Now available at the CSRC Library and Archive are Under the Shade of a Pecan Tree, by Pilar Castañeda (West Sacramento Press, 2005), a fictional novella set in San Antonio during the Depression, and Provocaciones: Letters from the Prettiest Girl in Arvin, by Rafaela Castro (Chusma House, 2006), which contains stories of growing up in a Mexican familia in California during the 1950s and 1960s.

The new issue of Aztlán: A Journal of Chicano Studies is rolling off the presses and should be in subscribers’ mailboxes shortly. If you are not a subscriber, you will miss the following wonderful articles: Paul Allatson on the poetry and prose of the late Chicano author Gil Cuadros; Steven S. Volk and Marian E. Schlotterbeck on three cultural responses to the femicide of women in Ciudad Juárez; Susan Rippberger and Kathleen Staudt on public schooling on both sides of the U.S.-Mexico border; Robert Chao Romero on Chinese-Mexican intermarriage during the early twentieth century; and Tara J. Yosso and David G. García on a critical race analysis of Culture Clash’s play, Chavez Ravine. The dossier section includes personal essays on the year 1972, and Patssi Valdez is the cover artist. If you would like to subscribe, you can go to the CSRC store to buy a current subscription or send the Center your postal address by email so that they can send you a subscription package. The Center is also selling full sets of the journal in hard copy for $100. Just send an email!

◙ New issue: Somos Primos for this month is now live. Edited by Mimi Lozano, Somos Primos is dedicated to “Hispanic Heritage and Diversity Issues” and is produced by the Society of Hispanic Historical and Ancestral Research.

◙ Over at the El Paso Times: Book editor Ramón Rentería reviewed Rafaela Castro’s new book, Provocaciones: Letters From the Prettiest Girl in Arvin (Chusma House, $13.95 paperback), a collection of essays depicting her close-knit family from the late 1930s to the 1990s.

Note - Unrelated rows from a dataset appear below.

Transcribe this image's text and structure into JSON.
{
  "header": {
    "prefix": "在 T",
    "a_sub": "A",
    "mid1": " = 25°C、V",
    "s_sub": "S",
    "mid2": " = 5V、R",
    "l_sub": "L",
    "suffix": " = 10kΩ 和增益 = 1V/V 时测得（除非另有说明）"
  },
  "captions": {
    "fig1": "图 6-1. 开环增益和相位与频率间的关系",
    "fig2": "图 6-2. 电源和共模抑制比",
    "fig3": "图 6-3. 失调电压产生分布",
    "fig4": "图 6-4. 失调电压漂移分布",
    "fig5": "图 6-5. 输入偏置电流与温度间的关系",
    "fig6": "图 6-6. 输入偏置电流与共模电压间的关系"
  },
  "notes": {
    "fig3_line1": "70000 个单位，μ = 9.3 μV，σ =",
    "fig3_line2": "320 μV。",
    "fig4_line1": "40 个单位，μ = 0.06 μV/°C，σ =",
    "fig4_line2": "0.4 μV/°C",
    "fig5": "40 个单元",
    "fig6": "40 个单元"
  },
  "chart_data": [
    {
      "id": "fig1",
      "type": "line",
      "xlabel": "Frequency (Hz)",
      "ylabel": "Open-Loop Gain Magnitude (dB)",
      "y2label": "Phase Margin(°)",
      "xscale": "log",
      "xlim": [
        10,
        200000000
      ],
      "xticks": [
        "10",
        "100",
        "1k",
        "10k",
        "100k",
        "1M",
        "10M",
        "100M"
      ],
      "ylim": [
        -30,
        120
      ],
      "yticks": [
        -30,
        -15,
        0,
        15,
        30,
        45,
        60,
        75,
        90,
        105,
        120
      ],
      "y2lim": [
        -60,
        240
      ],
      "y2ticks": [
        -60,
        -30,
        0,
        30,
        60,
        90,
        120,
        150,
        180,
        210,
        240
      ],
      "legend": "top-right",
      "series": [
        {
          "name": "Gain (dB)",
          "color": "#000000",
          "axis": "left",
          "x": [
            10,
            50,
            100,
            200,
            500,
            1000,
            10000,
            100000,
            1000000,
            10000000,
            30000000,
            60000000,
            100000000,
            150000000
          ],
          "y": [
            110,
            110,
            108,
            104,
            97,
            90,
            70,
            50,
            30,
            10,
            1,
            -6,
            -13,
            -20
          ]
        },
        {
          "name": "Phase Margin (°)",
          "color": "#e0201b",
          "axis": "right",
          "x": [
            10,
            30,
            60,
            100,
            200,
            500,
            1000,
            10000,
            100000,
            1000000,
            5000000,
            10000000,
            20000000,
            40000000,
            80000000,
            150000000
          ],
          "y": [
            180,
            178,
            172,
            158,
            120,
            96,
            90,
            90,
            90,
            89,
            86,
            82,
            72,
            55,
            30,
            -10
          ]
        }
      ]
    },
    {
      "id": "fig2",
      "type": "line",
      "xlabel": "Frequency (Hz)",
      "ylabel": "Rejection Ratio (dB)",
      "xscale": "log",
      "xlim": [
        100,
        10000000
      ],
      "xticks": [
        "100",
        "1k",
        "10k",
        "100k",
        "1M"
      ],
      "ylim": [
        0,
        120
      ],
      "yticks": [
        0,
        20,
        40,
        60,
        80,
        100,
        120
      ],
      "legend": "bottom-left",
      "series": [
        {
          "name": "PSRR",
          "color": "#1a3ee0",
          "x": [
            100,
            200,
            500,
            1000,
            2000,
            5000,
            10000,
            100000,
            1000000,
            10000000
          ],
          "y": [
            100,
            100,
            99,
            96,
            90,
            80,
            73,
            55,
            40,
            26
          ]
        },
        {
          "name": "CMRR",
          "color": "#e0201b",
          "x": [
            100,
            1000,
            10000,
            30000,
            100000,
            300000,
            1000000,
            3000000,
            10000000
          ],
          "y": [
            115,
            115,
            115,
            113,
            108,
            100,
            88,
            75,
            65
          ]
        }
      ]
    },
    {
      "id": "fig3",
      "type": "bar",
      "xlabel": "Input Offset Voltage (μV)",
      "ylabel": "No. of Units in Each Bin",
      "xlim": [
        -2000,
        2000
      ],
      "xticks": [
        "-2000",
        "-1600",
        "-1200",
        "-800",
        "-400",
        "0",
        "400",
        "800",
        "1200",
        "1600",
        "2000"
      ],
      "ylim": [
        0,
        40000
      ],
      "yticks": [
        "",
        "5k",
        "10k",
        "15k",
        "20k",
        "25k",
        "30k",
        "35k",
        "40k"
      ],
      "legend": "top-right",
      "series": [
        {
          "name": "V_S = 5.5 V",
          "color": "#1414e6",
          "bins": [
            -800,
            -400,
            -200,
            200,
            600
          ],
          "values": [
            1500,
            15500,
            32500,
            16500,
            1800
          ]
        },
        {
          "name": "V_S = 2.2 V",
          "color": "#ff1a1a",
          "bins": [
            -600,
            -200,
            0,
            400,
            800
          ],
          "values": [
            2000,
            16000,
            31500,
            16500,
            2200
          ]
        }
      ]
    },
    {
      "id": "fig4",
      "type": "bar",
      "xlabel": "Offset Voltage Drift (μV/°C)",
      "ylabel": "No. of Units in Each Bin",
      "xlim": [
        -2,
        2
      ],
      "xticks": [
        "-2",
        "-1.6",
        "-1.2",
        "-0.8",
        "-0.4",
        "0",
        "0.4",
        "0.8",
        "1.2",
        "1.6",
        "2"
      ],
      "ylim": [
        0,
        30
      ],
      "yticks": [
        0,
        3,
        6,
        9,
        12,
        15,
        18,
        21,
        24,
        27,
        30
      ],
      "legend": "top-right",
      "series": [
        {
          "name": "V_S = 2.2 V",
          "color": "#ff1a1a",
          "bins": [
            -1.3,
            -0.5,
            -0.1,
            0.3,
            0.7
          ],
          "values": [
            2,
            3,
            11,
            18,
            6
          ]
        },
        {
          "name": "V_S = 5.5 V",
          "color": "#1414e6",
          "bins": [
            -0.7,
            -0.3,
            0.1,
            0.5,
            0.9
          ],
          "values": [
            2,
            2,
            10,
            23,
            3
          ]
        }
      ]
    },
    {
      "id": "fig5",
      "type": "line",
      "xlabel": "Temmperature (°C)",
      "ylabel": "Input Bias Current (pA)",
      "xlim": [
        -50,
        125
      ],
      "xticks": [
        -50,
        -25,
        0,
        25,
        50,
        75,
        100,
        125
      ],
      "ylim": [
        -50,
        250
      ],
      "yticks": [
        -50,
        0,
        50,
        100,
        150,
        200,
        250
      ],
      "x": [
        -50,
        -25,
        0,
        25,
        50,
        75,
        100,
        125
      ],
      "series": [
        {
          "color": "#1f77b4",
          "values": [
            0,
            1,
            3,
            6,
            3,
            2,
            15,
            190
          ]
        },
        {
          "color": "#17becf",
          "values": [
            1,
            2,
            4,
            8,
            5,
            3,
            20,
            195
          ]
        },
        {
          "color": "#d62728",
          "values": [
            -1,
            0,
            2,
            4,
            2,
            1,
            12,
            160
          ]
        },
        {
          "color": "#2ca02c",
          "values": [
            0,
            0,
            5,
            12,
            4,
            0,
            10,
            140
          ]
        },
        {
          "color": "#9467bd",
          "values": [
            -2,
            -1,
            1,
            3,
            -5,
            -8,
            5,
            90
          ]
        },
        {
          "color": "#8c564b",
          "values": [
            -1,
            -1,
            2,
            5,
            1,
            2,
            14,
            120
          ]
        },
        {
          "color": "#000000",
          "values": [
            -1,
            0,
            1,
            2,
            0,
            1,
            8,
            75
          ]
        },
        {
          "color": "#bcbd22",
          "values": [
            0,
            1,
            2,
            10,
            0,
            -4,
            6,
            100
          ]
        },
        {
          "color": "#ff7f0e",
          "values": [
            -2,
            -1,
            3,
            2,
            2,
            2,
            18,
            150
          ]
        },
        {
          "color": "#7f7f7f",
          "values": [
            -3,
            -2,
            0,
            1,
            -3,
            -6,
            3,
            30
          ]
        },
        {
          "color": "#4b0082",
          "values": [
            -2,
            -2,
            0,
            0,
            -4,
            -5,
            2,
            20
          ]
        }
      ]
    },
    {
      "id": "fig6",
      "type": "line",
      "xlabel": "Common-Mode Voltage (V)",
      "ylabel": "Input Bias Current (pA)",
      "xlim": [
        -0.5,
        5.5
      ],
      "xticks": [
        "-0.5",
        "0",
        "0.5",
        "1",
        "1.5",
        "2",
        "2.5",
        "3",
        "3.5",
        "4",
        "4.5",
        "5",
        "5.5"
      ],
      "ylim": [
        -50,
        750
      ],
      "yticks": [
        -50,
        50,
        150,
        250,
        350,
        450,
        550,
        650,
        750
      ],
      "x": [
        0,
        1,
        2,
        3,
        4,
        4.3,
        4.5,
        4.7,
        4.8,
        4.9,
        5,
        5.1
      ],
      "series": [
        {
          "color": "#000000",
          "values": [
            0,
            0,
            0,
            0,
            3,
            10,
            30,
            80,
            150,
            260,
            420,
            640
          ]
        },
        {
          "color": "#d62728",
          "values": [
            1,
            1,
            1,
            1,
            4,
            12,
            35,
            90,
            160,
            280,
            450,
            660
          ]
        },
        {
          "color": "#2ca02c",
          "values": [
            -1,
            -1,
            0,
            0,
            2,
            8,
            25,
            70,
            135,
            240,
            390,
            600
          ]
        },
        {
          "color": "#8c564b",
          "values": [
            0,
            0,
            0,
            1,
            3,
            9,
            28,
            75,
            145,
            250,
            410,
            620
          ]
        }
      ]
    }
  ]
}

All done. So, until next Monday, enjoy the intervening posts from mis compadres y comadres at La Bloga. ¡Lea un libro! --Daniel Olivas

2 comments:

C.M. Mayo said...

Gracias Daniel! By the way-- as many people ask me about this-- the cover was designed by Ines Hilde and the painting,
"Aguacates" is by Edgar Soberon.

Emmy said...

Thanks for mentioning The Wind Shifts, Daniel. Francisco Aragon did a beautiful job with it. Thank you for the mention.